183.03 BUSINESS ALLOCATION PERCENTAGE FORMULA AND OPERATING LOSS CARRY-FORWARD.
   (a)   Net profit from a business conducted both within and without the boundaries of the City shall be considered as having a taxable situs in the City for purposes of income taxation in the same proportion as the average ratio of:
      (1)   The average original cost of the real and tangible personal property owned or used by the taxpayer in the business in the City during the taxable period to the average original cost of all of the real and tangible personal property owned or used by the taxpayer in the business during the same period, wherever located. As used in this paragraph, real property shall include property rented or leased by the taxpayer and the value of such property shall be determined by multiplying the annual rental thereon by eight.

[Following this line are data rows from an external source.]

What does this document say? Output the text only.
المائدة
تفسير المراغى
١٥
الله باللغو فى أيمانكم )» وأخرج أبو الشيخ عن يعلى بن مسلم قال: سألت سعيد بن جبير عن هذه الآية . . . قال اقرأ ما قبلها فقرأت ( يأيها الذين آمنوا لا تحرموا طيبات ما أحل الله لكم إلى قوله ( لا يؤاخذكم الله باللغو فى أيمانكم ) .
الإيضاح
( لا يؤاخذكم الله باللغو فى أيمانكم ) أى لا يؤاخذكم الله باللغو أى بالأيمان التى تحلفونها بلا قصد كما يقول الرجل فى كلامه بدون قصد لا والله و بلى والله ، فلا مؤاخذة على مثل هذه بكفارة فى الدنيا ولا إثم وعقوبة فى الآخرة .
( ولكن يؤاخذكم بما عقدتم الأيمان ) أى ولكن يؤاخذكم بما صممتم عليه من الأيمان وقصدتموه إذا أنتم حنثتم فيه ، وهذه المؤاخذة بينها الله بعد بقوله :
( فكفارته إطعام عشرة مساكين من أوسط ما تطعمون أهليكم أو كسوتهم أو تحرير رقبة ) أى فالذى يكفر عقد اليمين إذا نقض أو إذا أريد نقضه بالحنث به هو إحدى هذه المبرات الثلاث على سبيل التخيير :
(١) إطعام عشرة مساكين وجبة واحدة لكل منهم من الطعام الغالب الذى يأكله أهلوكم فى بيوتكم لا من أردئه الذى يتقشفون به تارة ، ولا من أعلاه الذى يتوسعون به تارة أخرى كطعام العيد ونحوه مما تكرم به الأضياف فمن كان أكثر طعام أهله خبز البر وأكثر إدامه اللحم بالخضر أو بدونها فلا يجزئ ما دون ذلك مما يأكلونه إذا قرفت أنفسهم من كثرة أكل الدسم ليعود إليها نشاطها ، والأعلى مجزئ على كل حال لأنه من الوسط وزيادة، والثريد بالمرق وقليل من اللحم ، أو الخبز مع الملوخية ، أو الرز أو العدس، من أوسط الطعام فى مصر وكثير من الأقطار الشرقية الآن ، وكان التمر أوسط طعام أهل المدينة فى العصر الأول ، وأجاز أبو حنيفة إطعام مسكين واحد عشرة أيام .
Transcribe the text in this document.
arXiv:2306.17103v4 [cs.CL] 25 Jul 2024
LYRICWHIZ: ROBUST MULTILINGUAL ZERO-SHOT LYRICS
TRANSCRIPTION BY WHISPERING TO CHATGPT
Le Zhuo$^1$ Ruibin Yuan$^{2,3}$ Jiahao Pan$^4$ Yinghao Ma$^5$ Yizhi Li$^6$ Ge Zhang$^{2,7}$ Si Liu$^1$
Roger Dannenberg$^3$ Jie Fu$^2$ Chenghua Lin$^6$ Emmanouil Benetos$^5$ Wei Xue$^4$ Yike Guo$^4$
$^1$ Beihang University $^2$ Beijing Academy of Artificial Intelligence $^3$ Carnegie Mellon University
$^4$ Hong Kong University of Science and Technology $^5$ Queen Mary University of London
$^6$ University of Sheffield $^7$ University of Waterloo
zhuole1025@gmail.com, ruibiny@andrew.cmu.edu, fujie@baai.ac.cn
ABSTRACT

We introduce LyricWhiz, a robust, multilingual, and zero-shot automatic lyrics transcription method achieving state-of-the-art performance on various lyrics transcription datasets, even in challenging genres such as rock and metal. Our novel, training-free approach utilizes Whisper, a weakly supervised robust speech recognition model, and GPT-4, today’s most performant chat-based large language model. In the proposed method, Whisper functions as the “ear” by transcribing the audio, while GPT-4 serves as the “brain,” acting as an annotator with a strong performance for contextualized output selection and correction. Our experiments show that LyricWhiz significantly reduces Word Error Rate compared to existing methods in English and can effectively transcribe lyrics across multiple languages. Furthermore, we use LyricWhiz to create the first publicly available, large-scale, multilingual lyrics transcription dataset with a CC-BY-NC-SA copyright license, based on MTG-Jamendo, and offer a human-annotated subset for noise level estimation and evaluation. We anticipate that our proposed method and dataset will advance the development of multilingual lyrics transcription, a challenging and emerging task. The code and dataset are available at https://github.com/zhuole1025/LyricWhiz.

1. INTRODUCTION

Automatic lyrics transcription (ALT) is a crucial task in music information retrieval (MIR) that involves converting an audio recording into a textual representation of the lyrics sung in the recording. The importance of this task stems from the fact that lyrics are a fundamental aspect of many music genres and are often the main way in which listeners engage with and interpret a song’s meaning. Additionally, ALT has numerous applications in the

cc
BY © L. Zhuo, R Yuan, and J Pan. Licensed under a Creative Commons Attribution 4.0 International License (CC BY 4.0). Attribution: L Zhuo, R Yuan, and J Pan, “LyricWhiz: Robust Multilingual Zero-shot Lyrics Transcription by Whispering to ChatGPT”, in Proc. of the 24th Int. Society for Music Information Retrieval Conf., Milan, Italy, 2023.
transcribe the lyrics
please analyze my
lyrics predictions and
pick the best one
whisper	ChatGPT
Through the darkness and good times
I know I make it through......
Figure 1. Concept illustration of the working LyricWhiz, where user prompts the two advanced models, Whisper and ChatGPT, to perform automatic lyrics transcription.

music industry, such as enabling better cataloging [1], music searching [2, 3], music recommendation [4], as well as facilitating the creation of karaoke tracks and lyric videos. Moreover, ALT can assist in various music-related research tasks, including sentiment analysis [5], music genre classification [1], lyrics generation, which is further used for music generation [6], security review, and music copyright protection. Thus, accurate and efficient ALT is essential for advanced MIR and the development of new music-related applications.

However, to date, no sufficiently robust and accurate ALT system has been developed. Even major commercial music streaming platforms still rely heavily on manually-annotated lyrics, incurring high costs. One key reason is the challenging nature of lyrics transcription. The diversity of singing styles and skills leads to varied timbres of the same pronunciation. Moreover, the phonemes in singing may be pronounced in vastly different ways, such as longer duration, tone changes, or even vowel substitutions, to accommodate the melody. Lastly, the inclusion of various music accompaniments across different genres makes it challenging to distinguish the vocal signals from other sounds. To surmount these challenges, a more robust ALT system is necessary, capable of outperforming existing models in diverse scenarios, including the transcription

      (2)   Wages, salaries, and other compensation paid during the taxable period to employees in the business for services performed in the City to wages, salaries, and other compensation paid during the same period to all employees in the business, wherever their services are performed, but excluding compensation described in Section 183.02(f). As used in the preceding sentence, employees shall not include any subcontractor or independent contractor. Wages, salaries and other compensation shall be included to the extent that they represent qualifying wages.
      (3)   Gross receipts of the business from sales made and service performed during the taxable period in the City to gross receipts of the business during the same period from sales and services, wherever made or performed.
      (4)   If foregoing apportionment formula does not produce an equitable result, another basis may be substituted under uniform regulations so as to produce an equitable result. (Ord. 2004-84. Passed 12-17-04.)
   (b)   As used in subsection (a) hereof, sales made in the City means:
      (1)   All sales of tangible personal property delivered to a location within the City, regardless of where title passes, if shipped or delivered from a stock of goods located within the City;
      (2)    All sales of tangible personal property delivered to a location within the City, regardless of where title passes, even though transported from a point outside the City, if the taxpayer is regularly engaged through its own employees in the solicitation or promotion of sales within the City and the sales result from such solicitation or promotion;
      (3)    All sales of tangible personal property shipped from a location within the City to purchasers outside the City, regardless of where title passes, if the taxpayer is not, through its own employees, regularly engaged in the solicitation or promotion of sales at the location where delivery is made.
         (Ord. 2000-64. Passed 11-28-00.)
   (c)   (1)   If an individual is engaged in two or more taxable business activities to be included in the same return, the net loss of one unincorporated business activity may be used to offset the profits of another (except any portion of a loss or profit separately reportable for municipal tax purposes to another taxing entity) for purposes of arriving at overall net profits or net operating loss. Net operating losses from the operation of a business or profession are not deductible from employee earnings but may be carried forward as set forth herein.
      (2)   The portion of a net operation loss sustained in any taxable year allocated to the City which has been detailed in a return submitted to the Tax Administrator may be applied against the portion of the profit of succeeding year(s) allocated to the City, until exhausted, but in no event for more than five taxable years immediately following the year in which the loss occurred. No portion of a net operating loss shall be carried back against net profits of any prior year. The portion of a net operating loss sustained shall be allocated to the City in the same manner as provided herein for allocating net profits to the City.
    (d)   (1)   A consolidated return may be filed by a group of corporations who are affiliated through stock ownership if that affiliated group filed for the same tax period a consolidated return for Federal income tax purpose pursuant to Section 1501 of the Internal Revenue Code. A consolidated return must include all companies that are so affiliated. Once a consolidated return has been filed for any taxable year, consolidated returns shall continue to be filed in subsequent years unless the applicable requirements of the City for discontinuing the filing of consolidated returns have been met.
      (2)   In the case of a corporation that carried on transactions with its stockholders or with other corporations related by stock ownership, interlocking directorates, or some other method, or in case any person operates a division, branch, factory, office, laboratory or activity within the City, constituting a portion only of its total business, the Tax Administrator shall require such additional information as he may deem necessary to ascertain whether net profits are properly allocated to the City. If the Tax Administrator finds net profits are not properly allocated to the City by reason of transactions with stockholders or with other corporations related by stock ownership, interlocking directorates, or transactions with such division, branch, factory, office, laboratory, or activity or by some other method, he shall make such allocation as he deems appropriate to produce a fair and proper allocation of net profits to the City.